In contrast to the administration, the young protesters' leaders sound completely rational. Student leader Rodrigo Rivera responded to the allegations leveled by the government simply by saying that students have the right to congregation, especially on Alameda Avenue which is a key part of the city public space. Camila Vallejos also holds that the administration has no right to disperse rallies or to impose a de facto state of emergency.

College instructors support their students politically and materially and in many cases join the protest rallies or help repel the police onslaught on schools and universities. At the moment 30 school students are on a hunger strike protesting against the introduction of tuition fees.
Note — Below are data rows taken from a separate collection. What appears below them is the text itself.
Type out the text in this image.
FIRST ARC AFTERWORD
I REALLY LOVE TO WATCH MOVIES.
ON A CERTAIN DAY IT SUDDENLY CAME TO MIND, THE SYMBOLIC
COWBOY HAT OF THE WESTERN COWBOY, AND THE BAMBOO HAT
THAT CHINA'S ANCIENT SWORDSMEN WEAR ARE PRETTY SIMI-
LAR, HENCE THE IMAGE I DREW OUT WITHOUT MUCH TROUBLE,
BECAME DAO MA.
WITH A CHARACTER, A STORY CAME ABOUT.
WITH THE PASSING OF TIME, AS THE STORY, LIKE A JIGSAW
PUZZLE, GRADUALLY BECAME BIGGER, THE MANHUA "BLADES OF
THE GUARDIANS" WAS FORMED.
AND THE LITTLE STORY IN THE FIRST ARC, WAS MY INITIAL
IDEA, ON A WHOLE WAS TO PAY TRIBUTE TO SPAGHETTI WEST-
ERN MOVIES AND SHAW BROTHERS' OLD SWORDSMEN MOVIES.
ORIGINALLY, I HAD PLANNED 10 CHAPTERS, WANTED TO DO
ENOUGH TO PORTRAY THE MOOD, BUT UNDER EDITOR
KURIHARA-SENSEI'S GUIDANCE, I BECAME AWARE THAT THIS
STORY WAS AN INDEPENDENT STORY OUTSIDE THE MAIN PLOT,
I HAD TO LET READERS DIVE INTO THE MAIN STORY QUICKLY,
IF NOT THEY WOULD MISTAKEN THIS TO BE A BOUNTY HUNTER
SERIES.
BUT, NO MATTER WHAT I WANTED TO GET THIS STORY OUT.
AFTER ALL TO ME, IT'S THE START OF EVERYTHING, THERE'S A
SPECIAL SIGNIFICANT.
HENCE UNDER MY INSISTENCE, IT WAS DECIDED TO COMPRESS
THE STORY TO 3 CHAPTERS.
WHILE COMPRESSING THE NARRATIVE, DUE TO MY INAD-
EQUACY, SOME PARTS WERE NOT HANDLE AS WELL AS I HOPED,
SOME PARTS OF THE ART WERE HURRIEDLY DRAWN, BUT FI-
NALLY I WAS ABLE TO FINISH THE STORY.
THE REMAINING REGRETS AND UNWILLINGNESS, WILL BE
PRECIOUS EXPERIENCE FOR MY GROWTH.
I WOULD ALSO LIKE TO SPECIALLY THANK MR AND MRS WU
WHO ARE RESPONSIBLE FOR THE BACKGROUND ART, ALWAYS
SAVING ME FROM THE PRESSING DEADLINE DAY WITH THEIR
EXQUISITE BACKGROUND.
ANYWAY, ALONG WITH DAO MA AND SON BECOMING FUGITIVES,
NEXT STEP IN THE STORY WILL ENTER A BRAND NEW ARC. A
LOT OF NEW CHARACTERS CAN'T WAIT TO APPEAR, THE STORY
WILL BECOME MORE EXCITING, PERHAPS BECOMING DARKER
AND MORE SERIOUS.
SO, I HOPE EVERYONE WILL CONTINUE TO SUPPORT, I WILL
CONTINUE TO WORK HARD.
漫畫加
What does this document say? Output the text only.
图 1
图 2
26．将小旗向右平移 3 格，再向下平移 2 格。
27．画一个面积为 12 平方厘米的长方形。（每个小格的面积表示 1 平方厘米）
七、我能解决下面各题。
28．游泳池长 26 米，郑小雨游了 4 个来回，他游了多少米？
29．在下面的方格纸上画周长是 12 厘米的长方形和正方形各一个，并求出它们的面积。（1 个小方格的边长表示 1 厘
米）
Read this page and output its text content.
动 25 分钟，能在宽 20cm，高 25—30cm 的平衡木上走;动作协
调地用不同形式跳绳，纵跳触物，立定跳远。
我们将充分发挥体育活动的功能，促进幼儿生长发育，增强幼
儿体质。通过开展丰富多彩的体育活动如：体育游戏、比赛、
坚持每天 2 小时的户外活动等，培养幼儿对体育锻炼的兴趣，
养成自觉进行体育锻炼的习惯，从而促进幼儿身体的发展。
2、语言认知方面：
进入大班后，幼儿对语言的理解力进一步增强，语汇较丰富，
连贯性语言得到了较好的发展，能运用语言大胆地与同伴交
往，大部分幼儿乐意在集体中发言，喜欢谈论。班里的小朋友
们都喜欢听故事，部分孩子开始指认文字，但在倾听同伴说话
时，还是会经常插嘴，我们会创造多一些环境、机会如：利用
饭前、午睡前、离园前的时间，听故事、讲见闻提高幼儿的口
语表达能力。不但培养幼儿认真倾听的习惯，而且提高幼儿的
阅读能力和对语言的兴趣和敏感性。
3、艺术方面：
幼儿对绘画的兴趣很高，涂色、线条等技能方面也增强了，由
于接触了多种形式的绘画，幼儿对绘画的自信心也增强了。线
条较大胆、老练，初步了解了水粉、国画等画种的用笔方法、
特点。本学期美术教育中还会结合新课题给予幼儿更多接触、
At the same time, Piñera's government is facing another grim warning: a revival of cacerolazo, the popular middle-class protest in the form of creating noise by banging pots, pans, and other utensils in order to call for attention. Cacerolazo used to be practiced by opponents of Salvador Allende in Chile and later – of Hugo Chavez in Venezuela. In both cases, cacerolazo campaigns drew ample media coverage, but these days it goes largely unreported in the Chilean new outlets.

In a bid to quell youth protests, Piñera's government rolled out a 21-point agenda including the incorporation of the right to quality education into the Chilean constitution. The document does drop a hint that the administration might to an extent soften its position on the commercialization of education. A student confederation criticized the plan as deficient and unconvincing. Los Lagos University Student Federation President Patricio Contreras stressed that what students expect to get from the government within the term of six days is a specific and serious response to their historical demands.


Despite Chile's change of education minister, the government sends no signals that it is open to dialog with students, leading them to respond to the hardline official position with a de facto ultimatum. If the conflict continues, there is no guarantee that bloodshed would be avoided, and, surely, the police agents-provocateurs are waiting to be issued the corresponding orders.